Governments across the world imposed a compulsory lockdown and asked everybody to stay indoors. Students in secondary and primary schools who were preparing to write their second term examinations were forced to abandon that and took refuge in their various homes. The examinations, which would have been an assessment of the performance of the students in that particular term were never written even after parents/guardians had paid for all the necessary fees for the term. Nobody blamed the schools for their inability to write the examinations, it was clearly beyond their control.
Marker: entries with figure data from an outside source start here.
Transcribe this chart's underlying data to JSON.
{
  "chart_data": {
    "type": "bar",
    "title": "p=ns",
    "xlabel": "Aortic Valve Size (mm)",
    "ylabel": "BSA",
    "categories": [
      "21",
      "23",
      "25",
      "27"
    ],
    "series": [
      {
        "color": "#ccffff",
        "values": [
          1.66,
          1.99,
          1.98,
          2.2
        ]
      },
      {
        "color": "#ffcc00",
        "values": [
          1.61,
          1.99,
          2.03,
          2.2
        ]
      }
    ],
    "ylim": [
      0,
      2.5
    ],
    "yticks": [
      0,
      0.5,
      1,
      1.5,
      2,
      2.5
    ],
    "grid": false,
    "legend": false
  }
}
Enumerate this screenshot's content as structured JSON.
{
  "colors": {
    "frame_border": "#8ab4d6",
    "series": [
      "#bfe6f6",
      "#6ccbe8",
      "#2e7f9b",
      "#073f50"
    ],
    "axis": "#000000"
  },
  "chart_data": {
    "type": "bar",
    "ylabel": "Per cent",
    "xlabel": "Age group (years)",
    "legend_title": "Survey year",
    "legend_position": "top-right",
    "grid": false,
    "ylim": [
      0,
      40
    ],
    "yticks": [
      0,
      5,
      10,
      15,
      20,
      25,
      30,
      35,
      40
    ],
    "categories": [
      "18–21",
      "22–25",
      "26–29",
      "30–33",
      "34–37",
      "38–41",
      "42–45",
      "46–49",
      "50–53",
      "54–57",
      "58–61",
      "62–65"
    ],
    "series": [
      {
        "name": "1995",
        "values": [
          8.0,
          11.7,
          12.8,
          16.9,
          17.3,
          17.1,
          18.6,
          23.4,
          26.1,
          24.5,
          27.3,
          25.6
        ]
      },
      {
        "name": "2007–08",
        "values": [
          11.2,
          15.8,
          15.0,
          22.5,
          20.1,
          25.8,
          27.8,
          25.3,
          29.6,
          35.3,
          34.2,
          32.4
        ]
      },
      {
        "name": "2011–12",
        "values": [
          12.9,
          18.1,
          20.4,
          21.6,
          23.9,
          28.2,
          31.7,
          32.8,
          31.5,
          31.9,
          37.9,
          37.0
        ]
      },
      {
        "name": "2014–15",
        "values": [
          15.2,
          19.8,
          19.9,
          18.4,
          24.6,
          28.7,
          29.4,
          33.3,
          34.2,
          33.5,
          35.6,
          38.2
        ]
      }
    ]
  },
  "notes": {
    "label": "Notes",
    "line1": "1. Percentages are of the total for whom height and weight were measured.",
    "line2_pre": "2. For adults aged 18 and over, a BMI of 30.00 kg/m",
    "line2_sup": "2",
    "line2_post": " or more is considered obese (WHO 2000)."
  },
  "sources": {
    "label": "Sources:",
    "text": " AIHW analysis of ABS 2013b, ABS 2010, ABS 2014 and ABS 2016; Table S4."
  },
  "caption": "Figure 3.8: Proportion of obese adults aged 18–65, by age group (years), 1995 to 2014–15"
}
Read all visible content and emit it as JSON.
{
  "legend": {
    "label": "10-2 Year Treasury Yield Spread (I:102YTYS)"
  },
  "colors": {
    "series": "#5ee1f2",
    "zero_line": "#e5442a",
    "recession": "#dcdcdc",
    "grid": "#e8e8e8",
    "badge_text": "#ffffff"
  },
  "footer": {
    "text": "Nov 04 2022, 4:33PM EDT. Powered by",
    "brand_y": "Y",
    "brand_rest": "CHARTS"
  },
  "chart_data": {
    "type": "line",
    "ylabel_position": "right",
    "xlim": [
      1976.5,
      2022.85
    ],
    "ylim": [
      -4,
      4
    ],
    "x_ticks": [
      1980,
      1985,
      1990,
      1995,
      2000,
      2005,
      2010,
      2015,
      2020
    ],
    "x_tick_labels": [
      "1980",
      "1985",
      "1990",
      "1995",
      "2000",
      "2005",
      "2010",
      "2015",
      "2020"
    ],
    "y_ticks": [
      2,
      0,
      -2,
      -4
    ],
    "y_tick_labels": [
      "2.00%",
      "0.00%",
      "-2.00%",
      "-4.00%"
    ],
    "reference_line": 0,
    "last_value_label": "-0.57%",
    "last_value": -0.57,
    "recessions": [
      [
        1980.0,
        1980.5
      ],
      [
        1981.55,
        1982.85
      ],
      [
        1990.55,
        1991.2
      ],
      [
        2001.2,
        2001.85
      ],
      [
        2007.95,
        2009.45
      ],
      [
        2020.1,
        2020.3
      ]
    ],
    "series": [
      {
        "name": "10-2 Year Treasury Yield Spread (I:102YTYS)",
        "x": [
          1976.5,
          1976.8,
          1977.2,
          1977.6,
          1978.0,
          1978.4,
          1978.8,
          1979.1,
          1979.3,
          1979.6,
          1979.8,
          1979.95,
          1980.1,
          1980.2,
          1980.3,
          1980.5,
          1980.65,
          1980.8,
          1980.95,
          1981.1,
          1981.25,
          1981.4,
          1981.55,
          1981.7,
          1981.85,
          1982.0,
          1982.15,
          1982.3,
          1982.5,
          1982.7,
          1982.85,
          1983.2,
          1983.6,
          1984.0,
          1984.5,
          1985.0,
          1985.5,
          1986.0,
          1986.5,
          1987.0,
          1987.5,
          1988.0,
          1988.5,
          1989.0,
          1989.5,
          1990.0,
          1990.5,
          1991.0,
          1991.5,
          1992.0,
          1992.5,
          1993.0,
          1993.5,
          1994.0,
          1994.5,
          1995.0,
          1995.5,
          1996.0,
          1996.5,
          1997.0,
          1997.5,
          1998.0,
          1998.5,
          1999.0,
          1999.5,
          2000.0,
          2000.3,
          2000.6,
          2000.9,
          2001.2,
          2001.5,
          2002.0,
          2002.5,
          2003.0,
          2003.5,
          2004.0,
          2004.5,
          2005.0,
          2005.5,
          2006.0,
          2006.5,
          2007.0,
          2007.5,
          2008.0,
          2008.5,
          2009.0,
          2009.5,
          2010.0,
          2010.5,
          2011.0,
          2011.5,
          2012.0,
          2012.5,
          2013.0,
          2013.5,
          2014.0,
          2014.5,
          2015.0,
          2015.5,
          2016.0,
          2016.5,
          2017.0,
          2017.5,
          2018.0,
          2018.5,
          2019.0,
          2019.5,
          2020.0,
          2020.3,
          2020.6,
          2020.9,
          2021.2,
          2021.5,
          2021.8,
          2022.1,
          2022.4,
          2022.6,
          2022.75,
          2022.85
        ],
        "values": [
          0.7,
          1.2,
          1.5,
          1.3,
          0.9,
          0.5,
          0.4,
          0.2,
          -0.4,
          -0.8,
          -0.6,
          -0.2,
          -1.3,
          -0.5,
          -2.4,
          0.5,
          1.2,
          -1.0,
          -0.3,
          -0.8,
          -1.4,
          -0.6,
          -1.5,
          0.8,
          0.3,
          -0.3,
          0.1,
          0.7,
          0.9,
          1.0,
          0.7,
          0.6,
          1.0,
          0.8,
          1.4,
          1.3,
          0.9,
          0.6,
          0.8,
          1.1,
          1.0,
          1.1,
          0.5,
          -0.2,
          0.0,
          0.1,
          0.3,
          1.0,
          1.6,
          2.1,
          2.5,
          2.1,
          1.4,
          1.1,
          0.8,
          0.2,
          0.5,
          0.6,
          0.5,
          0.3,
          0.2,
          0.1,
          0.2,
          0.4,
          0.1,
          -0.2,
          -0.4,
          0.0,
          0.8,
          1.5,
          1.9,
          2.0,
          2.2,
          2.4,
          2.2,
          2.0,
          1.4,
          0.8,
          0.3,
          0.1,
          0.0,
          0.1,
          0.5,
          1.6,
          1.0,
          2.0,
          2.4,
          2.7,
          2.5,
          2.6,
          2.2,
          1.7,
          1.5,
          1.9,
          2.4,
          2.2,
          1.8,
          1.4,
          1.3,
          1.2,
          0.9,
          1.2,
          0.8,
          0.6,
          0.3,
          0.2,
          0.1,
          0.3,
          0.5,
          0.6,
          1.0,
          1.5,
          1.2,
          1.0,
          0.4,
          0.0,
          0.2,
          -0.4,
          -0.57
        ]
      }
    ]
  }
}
Third term, according to Nigeria’s academic calendar, which ought to have started in May, 2020, couldn’t take place because the pandemic lockdown spanned several months and actually still very much around with us.
The lockdown and forced stay-at-home have been lifted by various countries of the world so that people could engage in economic activities to feed themselves. In Nigeria, when the pandemic had less than 20 victims, the economy was locked down. Ironically, the economy and the subsequent lockdown have been lifted now that the pandemic is still recording hundreds of victims according to daily statistics reeled out by the Nigerian Centre for Disease and Control (NCDC). One begins to wonder the logic in such action, and regrets that pupils and students in primary and secondary schools couldn’t write their second term examination let alone the third term. The very week they wanted to begin the examination was the week the total lockdown was enforced by the Federal Government. If man is as omniscient as God, these children should have gone ahead and finished their second term examinations. By Nigerians academic calendar, third term is usually from May to July. Sadly, the COVID-19 pandemic consumed that term to no fault of anyone.
However, it’s quite curious and appalling that since the lockdown has been lifted, private school owners, particularly in Imo State have become tyrannical, wicked and exploitative. Majority of them have been insisting on exploiting parents / guardians in order to recoup their lost investments for the forgotten third term.
These private school owners have been insisting on parents / guardians paying the school fees of the long forgotten third term even when the students/pupils were all at their various homes. Some of them have devised a most disingenuous means of using the month of October only for the abandoned third term in order to ensure the parents pay for the schools fees.
For them, first term which normally spans three months (September-December) would now be divided for two terms. It means that first term in Imo State would be between November and December instead of the normal three months. Some schools are demanding for 100 per cent school fees while few others are insisting on 80 per cent or 70 per cent payment. For instance, the school where this writer’s children are schooling is demanding for 70 per cent just for one month teaching. A quite negligible others, which owners have human conscience, started the normal first term, and are not collecting any third term school fees.
The government of Imo State led by Distinguished Senator Hope Uzodimma, needs to intervene on this serious matter. The way or manner these private schools owners are behaving is implying as if there’s no government in the state, and that they can run their schools whichever way they deem fit. It shouldn’t be so.
In Abia State, for instance, the state government issued a serious warning at the begging of this academic session that under no condition should private schools collect more than 30 per cent of their normal school fees for the forgotten third term. What Abia government did was trying to strike a balance between the school owners and parents/guardians. The Abia government didn’t want the school owners to lose out completely and also ensured that parents / guardians are not unduly and brazenly exploited. Therefore, it means that, for instance, a school that collects, ₦10,000 as school fees should collect ₦3,000 as school fees for the forgotten third term while the normal fees subsist for the new term. So, what parents should pay to the school will be ₦13,000 in total instead of ₦20,000.
In Abuja, the Minister of the Federal Capital Territory (FCT) has warned that no kobo should be paid for the abandoned third term. In Lagos, Enugu, Anambra, Ebonyi states, etcetera, it is the same governments’ directive. Why then should that of Imo State be different?
The COVID-19 pandemic affected everybody, both in the public and private sectors. Every business man/woman suffered losses. School owners should see the forgotten third term school fees as their own loss, after all in business you can never make profit at all times. In the alternative, the Imo State government should apply the Abia State formula of 30 per cent school fees payment just for the sake of private school teachers who have not been paid their monthly salaries for months.
The state government should also consider a tax rebate or exemption for these private school owners for a period of one or two years for those that comply strictly with 30 per cent directive. In the same Abia State, the government availed the citizens of Abia a lot of telephone numbers to inform the government in the event of any private school which breaches or violates the directive? Imo State government should take a cue from Abia State and rein in these tyrannical and exploitative private school owners in the state. Things about Imo State shouldn’t be always different for the wrong reasons.